Anglican church law and the back story on the schism

by on December 13, 2008  •  In Religion

From Andrew Brown, writing in The Guardian:

* * * What we know happened was this: an unspecified number of bishops, priests and parishes, probably amounting to about 5% of the mainstream American Episcopal Church, announced last week they would set up a province of their own, to replace what they regard as the heretical mainstream church. This is a very much smaller proportion of the church than their propaganda had suggested. What a surprise.

Then, this week, five of the heavyweight African archbishops came round to Lambeth Palace for what has been described as "full and frank" discussions. This is normally the diplomatic description of an uninhibited shouting match, and the fact that nothing else whatever was said about the talks in public makes that interpretation pretty attractive. Five hours of shouting can only have been a failed attempt to get the Archbishop to recognise the new province.
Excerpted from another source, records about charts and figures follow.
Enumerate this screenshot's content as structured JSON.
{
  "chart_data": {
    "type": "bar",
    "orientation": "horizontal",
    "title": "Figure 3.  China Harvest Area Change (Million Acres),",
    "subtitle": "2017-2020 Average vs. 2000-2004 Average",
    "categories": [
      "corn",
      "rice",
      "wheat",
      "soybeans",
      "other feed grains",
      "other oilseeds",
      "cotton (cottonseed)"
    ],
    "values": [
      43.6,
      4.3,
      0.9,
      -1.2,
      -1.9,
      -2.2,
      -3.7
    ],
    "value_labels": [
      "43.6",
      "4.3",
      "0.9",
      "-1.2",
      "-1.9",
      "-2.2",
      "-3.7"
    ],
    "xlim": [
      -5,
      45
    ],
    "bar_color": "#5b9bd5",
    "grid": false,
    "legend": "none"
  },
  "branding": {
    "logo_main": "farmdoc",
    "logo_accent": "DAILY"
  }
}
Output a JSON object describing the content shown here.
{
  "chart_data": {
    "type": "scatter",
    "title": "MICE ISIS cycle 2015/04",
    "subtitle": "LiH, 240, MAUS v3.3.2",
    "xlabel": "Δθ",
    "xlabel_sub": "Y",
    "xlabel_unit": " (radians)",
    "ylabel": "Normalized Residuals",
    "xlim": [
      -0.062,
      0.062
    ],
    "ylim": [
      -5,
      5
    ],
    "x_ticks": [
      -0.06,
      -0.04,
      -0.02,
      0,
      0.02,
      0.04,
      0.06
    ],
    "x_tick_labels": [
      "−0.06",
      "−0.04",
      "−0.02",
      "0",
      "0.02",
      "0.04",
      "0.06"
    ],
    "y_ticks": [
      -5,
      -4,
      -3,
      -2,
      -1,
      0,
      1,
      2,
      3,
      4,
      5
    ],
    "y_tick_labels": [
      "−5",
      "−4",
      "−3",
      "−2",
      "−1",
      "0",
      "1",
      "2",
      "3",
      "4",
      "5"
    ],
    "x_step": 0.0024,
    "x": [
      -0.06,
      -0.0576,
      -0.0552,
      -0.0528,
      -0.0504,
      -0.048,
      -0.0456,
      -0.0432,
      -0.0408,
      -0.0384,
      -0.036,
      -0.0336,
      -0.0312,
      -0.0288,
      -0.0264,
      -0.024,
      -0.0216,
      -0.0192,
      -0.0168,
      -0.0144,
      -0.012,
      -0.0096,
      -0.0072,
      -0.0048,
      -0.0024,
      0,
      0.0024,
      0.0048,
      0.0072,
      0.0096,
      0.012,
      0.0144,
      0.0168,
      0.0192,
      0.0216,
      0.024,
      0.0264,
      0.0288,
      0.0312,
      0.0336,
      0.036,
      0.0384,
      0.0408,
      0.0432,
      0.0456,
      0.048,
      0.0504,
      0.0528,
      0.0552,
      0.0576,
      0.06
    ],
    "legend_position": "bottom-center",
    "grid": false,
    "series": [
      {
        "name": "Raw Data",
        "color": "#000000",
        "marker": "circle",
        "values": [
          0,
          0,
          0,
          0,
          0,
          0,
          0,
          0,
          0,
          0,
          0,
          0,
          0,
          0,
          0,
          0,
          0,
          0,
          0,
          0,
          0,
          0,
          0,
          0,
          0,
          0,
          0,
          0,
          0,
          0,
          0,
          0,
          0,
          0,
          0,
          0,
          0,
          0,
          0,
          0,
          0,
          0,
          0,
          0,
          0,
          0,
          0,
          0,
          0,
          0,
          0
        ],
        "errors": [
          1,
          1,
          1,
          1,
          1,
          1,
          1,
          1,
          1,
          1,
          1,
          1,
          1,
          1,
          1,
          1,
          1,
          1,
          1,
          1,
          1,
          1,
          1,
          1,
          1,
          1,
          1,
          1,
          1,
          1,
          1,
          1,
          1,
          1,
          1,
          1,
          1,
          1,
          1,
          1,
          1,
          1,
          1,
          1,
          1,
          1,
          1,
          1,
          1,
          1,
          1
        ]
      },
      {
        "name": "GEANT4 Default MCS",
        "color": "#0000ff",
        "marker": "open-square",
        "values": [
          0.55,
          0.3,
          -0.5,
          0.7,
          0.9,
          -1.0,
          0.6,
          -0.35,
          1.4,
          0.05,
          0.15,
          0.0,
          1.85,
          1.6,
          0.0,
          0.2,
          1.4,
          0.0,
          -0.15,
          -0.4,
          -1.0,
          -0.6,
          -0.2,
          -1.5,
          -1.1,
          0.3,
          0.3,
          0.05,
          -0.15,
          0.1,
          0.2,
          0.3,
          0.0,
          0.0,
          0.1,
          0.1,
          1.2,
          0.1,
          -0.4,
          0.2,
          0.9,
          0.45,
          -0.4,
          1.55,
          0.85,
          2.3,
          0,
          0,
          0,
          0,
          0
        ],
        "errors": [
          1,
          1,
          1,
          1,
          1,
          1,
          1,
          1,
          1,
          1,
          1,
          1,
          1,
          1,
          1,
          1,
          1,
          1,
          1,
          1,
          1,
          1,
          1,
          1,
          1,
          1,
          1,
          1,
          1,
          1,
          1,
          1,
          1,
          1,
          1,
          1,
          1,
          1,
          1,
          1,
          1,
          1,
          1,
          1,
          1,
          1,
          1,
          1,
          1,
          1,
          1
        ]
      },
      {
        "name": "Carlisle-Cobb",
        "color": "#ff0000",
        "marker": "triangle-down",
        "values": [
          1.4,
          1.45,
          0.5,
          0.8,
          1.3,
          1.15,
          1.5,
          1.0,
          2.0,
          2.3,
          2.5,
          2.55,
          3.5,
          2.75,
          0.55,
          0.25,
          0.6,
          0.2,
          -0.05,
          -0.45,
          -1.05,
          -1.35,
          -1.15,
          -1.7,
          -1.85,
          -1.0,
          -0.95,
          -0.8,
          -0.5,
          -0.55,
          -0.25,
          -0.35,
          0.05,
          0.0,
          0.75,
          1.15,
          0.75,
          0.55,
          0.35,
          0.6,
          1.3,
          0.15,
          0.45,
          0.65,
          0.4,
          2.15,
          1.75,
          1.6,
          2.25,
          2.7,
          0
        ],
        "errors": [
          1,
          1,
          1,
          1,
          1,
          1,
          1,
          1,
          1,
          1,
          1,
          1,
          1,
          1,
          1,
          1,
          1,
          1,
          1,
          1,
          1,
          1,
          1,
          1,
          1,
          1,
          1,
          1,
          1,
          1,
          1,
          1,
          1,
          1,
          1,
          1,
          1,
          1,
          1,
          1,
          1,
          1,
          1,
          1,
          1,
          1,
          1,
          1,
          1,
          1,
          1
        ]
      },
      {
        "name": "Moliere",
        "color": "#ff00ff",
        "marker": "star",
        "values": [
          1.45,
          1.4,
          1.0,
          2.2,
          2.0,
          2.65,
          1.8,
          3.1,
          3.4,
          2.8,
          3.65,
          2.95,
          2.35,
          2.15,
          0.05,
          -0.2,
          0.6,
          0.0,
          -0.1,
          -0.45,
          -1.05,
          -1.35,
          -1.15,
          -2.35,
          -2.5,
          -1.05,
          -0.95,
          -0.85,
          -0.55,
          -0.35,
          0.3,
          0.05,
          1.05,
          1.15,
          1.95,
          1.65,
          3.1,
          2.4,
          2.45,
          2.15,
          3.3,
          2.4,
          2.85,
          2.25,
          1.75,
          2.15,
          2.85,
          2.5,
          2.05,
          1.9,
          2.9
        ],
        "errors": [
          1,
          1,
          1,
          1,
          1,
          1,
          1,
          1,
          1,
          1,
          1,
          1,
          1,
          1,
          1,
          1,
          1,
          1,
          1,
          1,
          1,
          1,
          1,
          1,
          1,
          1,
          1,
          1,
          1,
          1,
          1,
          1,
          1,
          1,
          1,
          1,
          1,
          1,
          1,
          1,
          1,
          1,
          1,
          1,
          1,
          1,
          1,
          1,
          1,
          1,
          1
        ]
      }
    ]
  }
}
His position is that he can't do that. It is a matter for the various central committees of the Anglican Communion and they will take years. This determination to follow the letter of Church law has frustrated his liberal friends in the past: no one else takes the rules seriously. But Dr Williams does. I don't think he believes that the American schismatics are not Anglicans. In fact he has nourished their belief that they are a persecuted minority of true believers in the past. But he doesn't think they are a province.

This matters in only one context but that's important: part of the motive for the American schism, at least with the right-wingers who have funded and fomented it, was to bankrupt or at least weaken the main church in endless lawsuits, which would all turn, one way or another, on who was the real Anglican church in the USA. So long as the breakaway is not recognised as a province the legal advantage remains with the main church.

But the matter won't rest there. For one thing, if the requisite committees do agree to the formation of a new province, Dr Williams will go along with them. Whether they do will depend on whether they think that the precedent set by "poaching" in each others' territories, as the Africans have been doing, is more dangerous than the acceptance of open gays. As if to help them along, the diocese of Los Angeles reacted to the banning of gay marriage in California last week by publishing its "Service for the Blessing of a lifelong covenant", which may be used for gay couples as well as straights.